Investors and security holders may obtain free copies of these documents through the website maintained by the SEC at http://www.sec.gov. Documents filed with the SEC by Prosperity will be available free of charge by directing a request by telephone or mail to Prosperity Bancshares, Inc., Prosperity Bank Plaza, 4295 San Felipe, Houston, Texas 77027 Attn: Investor Relations, (281) 269-7199 and documents filed with the SEC by LegacyTexas will be available free of charge by directing a request by telephone or mail to LegacyTexas Financial Group, Inc., 5851 Legacy Circle, Suite 1200, Plano, Texas 75024, (972) 578-5000.
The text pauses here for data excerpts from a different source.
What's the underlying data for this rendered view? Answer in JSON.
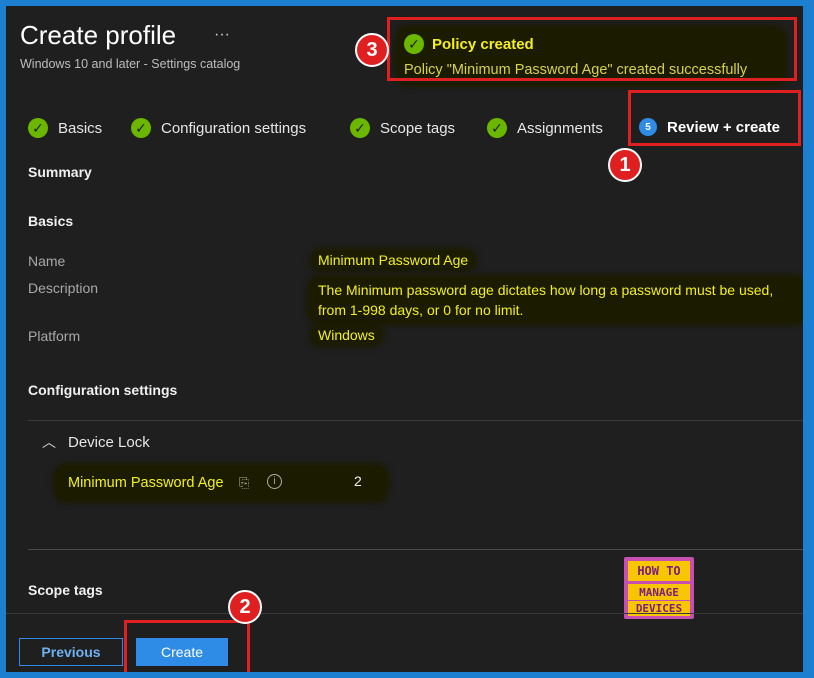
{
  "header": {
    "title": "Create profile",
    "subtitle": "Windows 10 and later - Settings catalog",
    "more": "···"
  },
  "notification": {
    "title": "Policy created",
    "message": "Policy \"Minimum Password Age\" created successfully"
  },
  "steps": [
    {
      "label": "Basics",
      "state": "done"
    },
    {
      "label": "Configuration settings",
      "state": "done"
    },
    {
      "label": "Scope tags",
      "state": "done"
    },
    {
      "label": "Assignments",
      "state": "done"
    },
    {
      "label": "Review + create",
      "state": "current",
      "number": "5"
    }
  ],
  "summary": {
    "heading": "Summary",
    "basics_heading": "Basics",
    "name_label": "Name",
    "name_value": "Minimum Password Age",
    "description_label": "Description",
    "description_line1": "The Minimum password age dictates how long a password must be used,",
    "description_line2": "from 1-998 days, or 0 for no limit.",
    "platform_label": "Platform",
    "platform_value": "Windows",
    "config_heading": "Configuration settings",
    "device_lock": "Device Lock",
    "setting_name": "Minimum Password Age",
    "setting_value": "2",
    "scope_heading": "Scope tags"
  },
  "footer": {
    "previous": "Previous",
    "create": "Create"
  },
  "annotations": {
    "badge1": "1",
    "badge2": "2",
    "badge3": "3"
  },
  "logo": {
    "line1": "HOW TO",
    "line2": "MANAGE",
    "line3": "DEVICES"
  },
  "colors": {
    "accent": "#2f8ce6",
    "success": "#6bb700",
    "highlight": "#f4f01f",
    "annotation": "#e02020"
  }
}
Participants in the Solicitation

Prosperity, LegacyTexas and their respective directors and executive officers may be deemed to be participants in the solicitation of proxies from the shareholders of Prosperity and stockholders of LegacyTexas in connection with the proposed transaction. Certain information regarding the interests of these participants and a description of their direct and indirect interests, by security holdings or otherwise, will be included in the joint proxy statement/prospectus regarding the proposed transaction when it becomes available. Additional information about Prosperity and its directors and executive officers may be found in the definitive proxy statement of Prosperity relating to its 2019 Annual Meeting of Shareholders filed with the SEC on March 14, 2019, and other documents filed by Prosperity with the SEC. Additional information about LegacyTexas and its directors and executive officers may be found in the definitive proxy statement of LegacyTexas relating to its 2019 Annual Meeting of Stockholders filed with the SEC on April 12, 2019, and other documents filed by LegacyTexas with the SEC. These documents can be obtained free of charge from the sources described above.

No Offer or Solicitation

This communication is for informational purposes only and is not intended to and does not constitute an offer to subscribe for, buy or sell, or the solicitation of an offer to subscribe for, buy or sell, or an invitation to subscribe for, buy or sell any securities or a solicitation of any vote or approval in any jurisdiction, nor shall there be any sale, issuance or transfer of securities in any jurisdiction in which such offer, invitation, sale or solicitation would be unlawful prior to registration or qualification under the securities laws of any such jurisdiction. No offer of securities shall be made except by means of a prospectus meeting the requirements of Section 10 of the Securities Act of 1933, as amended, and otherwise in accordance with applicable law.